Saudi woman sentenced to 45 years in prison for social media use

A Saudi court has sentenced a woman to 45 years in prison for allegedly damaging the country through her social media activity, according to a court document obtained Wednesday. It was the second such sentence that has drawn scrutiny of the oil-rich kingdom this month.

Little is known about Nourah bint Saeed Qahtani, who hails from one of the biggest tribes in Saudi Arabia and has no apparent history of activism. An official charge sheet seen by the Associated Press and human rights groups describes her case as involving her social media use, though Saudi officials did not respond to requests for comment.

The sentence follows international outcry over a 34-year prison sentence handed down to Salma Shehab, a Saudi doctoral student at Leeds University in England.

Earlier this month, a specialized criminal court delivered Qahtani’s 45-year sentence under the kingdom’s broad counter-terrorism and cybercrime laws. That court, which normally handles political and national security cases, issued the sentence during Qahtani’s appeal of her conviction.

Judges accused Qahtani of “disrupting the cohesion of society” and “destabilizing the social fabric,” according to the charge sheet, citing her activity on social media. They alleged that Qahtani “offended the public order through the information network.”


It remains unclear what Qahtani posted online or where her hearing was held. She was taken into custody July 4, 2021, according to the Washington-based human rights watchdog Democracy for the Arab World Now, or DAWN, which is critical of Saudi Arabia.

“This seems like the beginning of a new wave of sentences and convictions by new judges who have been placed in the specialized criminal court,” said Abdullah Alaoudh, DAWN’s regional director.

The Freedom Initiative, another Washington-based human rights group, also denounced Qahtani’s “outrageously long” prison sentence.

“It’s very hard to ignore the fact that we are seeing these sentences as [Crown Prince Mohammed bin Salman] has received increased legitimacy in the international realm,” said Allison McManus, the group’s research director.

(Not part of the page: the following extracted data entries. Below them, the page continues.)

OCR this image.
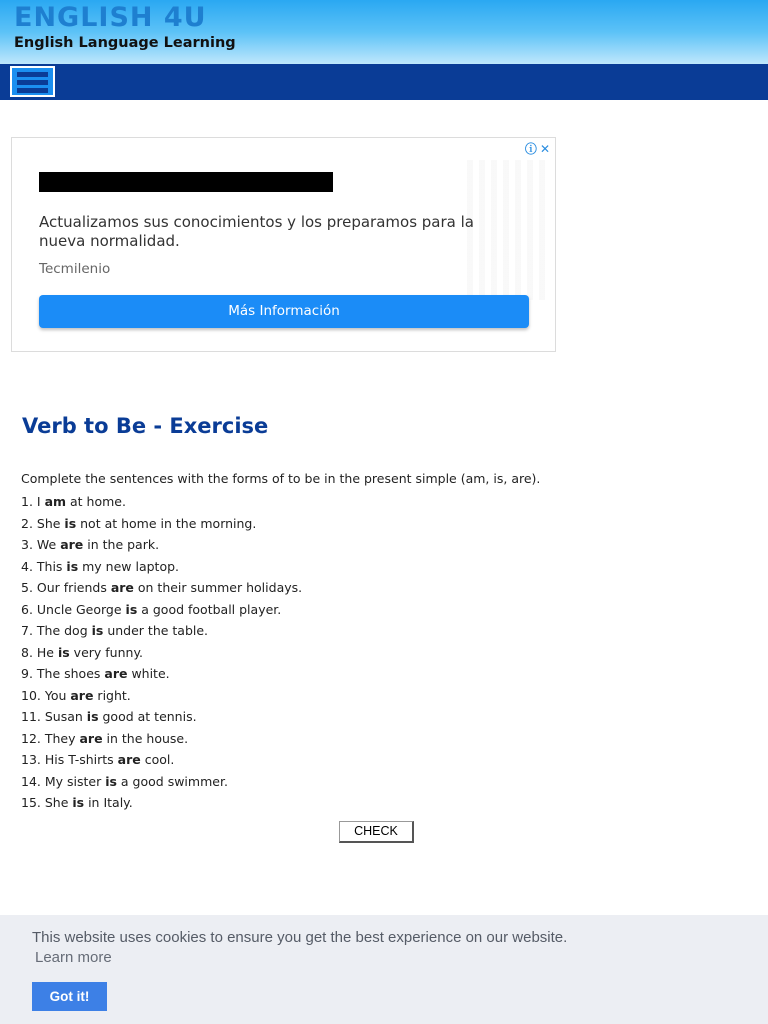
ENGLISH 4U
English Language Learning
ⓘ ✕
Actualizamos sus conocimientos y los preparamos para la nueva normalidad.
Tecmilenio
Más Información
Verb to Be - Exercise
Complete the sentences with the forms of to be in the present simple (am, is, are).
1. I am at home.
2. She is not at home in the morning.
3. We are in the park.
4. This is my new laptop.
5. Our friends are on their summer holidays.
6. Uncle George is a good football player.
7. The dog is under the table.
8. He is very funny.
9. The shoes are white.
10. You are right.
11. Susan is good at tennis.
12. They are in the house.
13. His T-shirts are cool.
14. My sister is a good swimmer.
15. She is in Italy.
CHECK
This website uses cookies to ensure you get the best experience on our website.
Learn more
Got it!
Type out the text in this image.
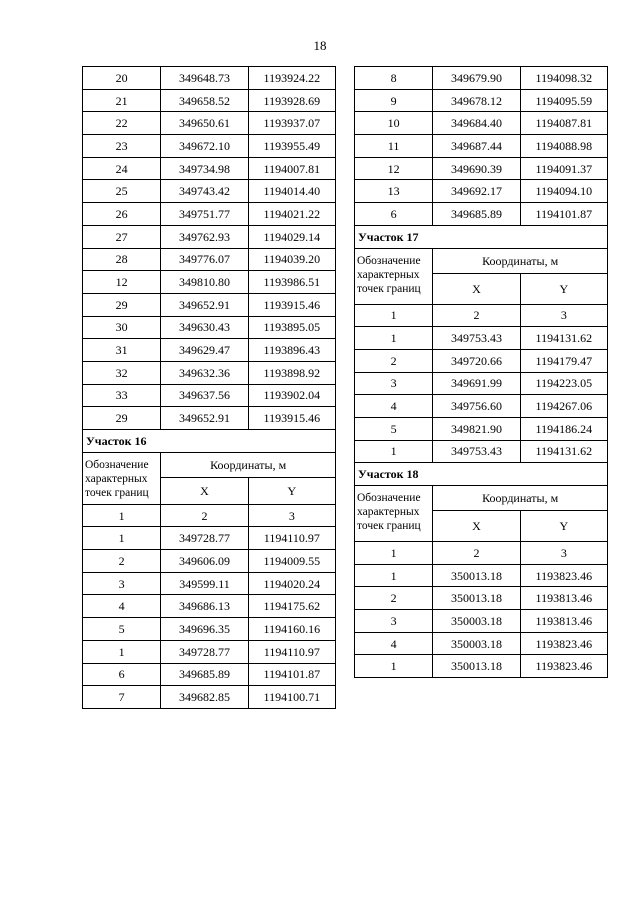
18
20	349648.73	1193924.22
21	349658.52	1193928.69
22	349650.61	1193937.07
23	349672.10	1193955.49
24	349734.98	1194007.81
25	349743.42	1194014.40
26	349751.77	1194021.22
27	349762.93	1194029.14
28	349776.07	1194039.20
12	349810.80	1193986.51
29	349652.91	1193915.46
30	349630.43	1193895.05
31	349629.47	1193896.43
32	349632.36	1193898.92
33	349637.56	1193902.04
29	349652.91	1193915.46
Участок 16		
Обозначение характерных точек границ	Координаты, м	
	X	Y
1	2	3
1	349728.77	1194110.97
2	349606.09	1194009.55
3	349599.11	1194020.24
4	349686.13	1194175.62
5	349696.35	1194160.16
1	349728.77	1194110.97
6	349685.89	1194101.87
7	349682.85	1194100.71
8	349679.90	1194098.32
9	349678.12	1194095.59
10	349684.40	1194087.81
11	349687.44	1194088.98
12	349690.39	1194091.37
13	349692.17	1194094.10
6	349685.89	1194101.87
Участок 17		
Обозначение характерных точек границ	Координаты, м	
	X	Y
1	2	3
1	349753.43	1194131.62
2	349720.66	1194179.47
3	349691.99	1194223.05
4	349756.60	1194267.06
5	349821.90	1194186.24
1	349753.43	1194131.62
Участок 18		
Обозначение характерных точек границ	Координаты, м	
	X	Y
1	2	3
1	350013.18	1193823.46
2	350013.18	1193813.46
3	350003.18	1193813.46
4	350003.18	1193823.46
1	350013.18	1193823.46
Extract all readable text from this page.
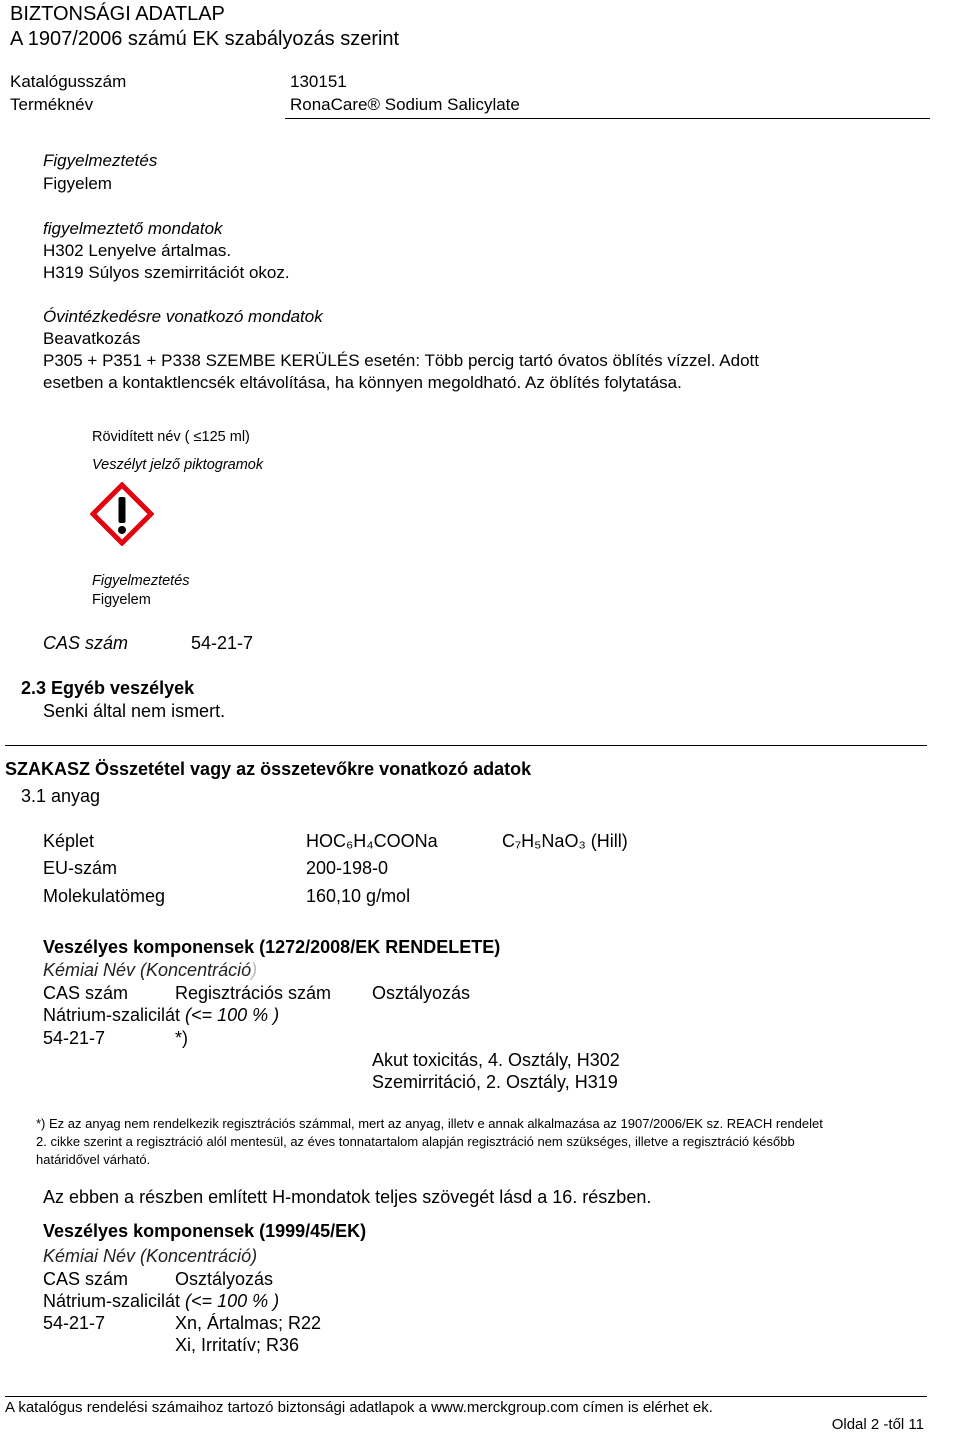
BIZTONSÁGI ADATLAP
A 1907/2006 számú EK szabályozás szerint
Katalógusszám	130151
Terméknév	RonaCare® Sodium Salicylate
Figyelmeztetés
Figyelem
figyelmeztető mondatok
H302 Lenyelve ártalmas.
H319 Súlyos szemirritációt okoz.
Óvintézkedésre vonatkozó mondatok
Beavatkozás
P305 + P351 + P338 SZEMBE KERÜLÉS esetén: Több percig tartó óvatos öblítés vízzel. Adott
esetben a kontaktlencsék eltávolítása, ha könnyen megoldható. Az öblítés folytatása.
Rövidített név ( ≤125 ml)
Veszélyt jelző piktogramok
Figyelmeztetés
Figyelem
CAS szám	54-21-7
2.3 Egyéb veszélyek
Senki által nem ismert.
SZAKASZ Összetétel vagy az összetevőkre vonatkozó adatok
3.1 anyag
Képlet	HOC₆H₄COONa	C₇H₅NaO₃ (Hill)
EU-szám	200-198-0
Molekulatömeg	160,10 g/mol
Veszélyes komponensek (1272/2008/EK RENDELETE)
Kémiai Név (Koncentráció)
CAS szám	Regisztrációs szám Osztályozás
Nátrium-szalicilát (<= 100 % )
54-21-7	*)
Akut toxicitás, 4. Osztály, H302
Szemirritáció, 2. Osztály, H319
*) Ez az anyag nem rendelkezik regisztrációs számmal, mert az anyag, illetv e annak alkalmazása az 1907/2006/EK sz. REACH rendelet
2. cikke szerint a regisztráció alól mentesül, az éves tonnatartalom alapján regisztráció nem szükséges, illetve a regisztráció később
határidővel várható.
Az ebben a részben említett H-mondatok teljes szövegét lásd a 16. részben.
Veszélyes komponensek (1999/45/EK)
Kémiai Név (Koncentráció)
CAS szám	Osztályozás
Nátrium-szalicilát (<= 100 % )
54-21-7	Xn, Ártalmas; R22
Xi, Irritatív; R36
A katalógus rendelési számaihoz tartozó biztonsági adatlapok a www.merckgroup.com címen is elérhet ek.
Oldal 2 -től 11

The social media sentences have renewed attention on the crown prince’s crackdown on dissent, even as the ultraconservative Islamic nation has granted women new freedoms like the right to drive.

President Biden traveled to Saudi Arabia in July for a meeting with the prince, and later said he confronted him about human rights. Biden came to office vowing to make Saudi Arabia a “pariah” over the 2018 killing of Saudi journalist Jamal Khashoggi.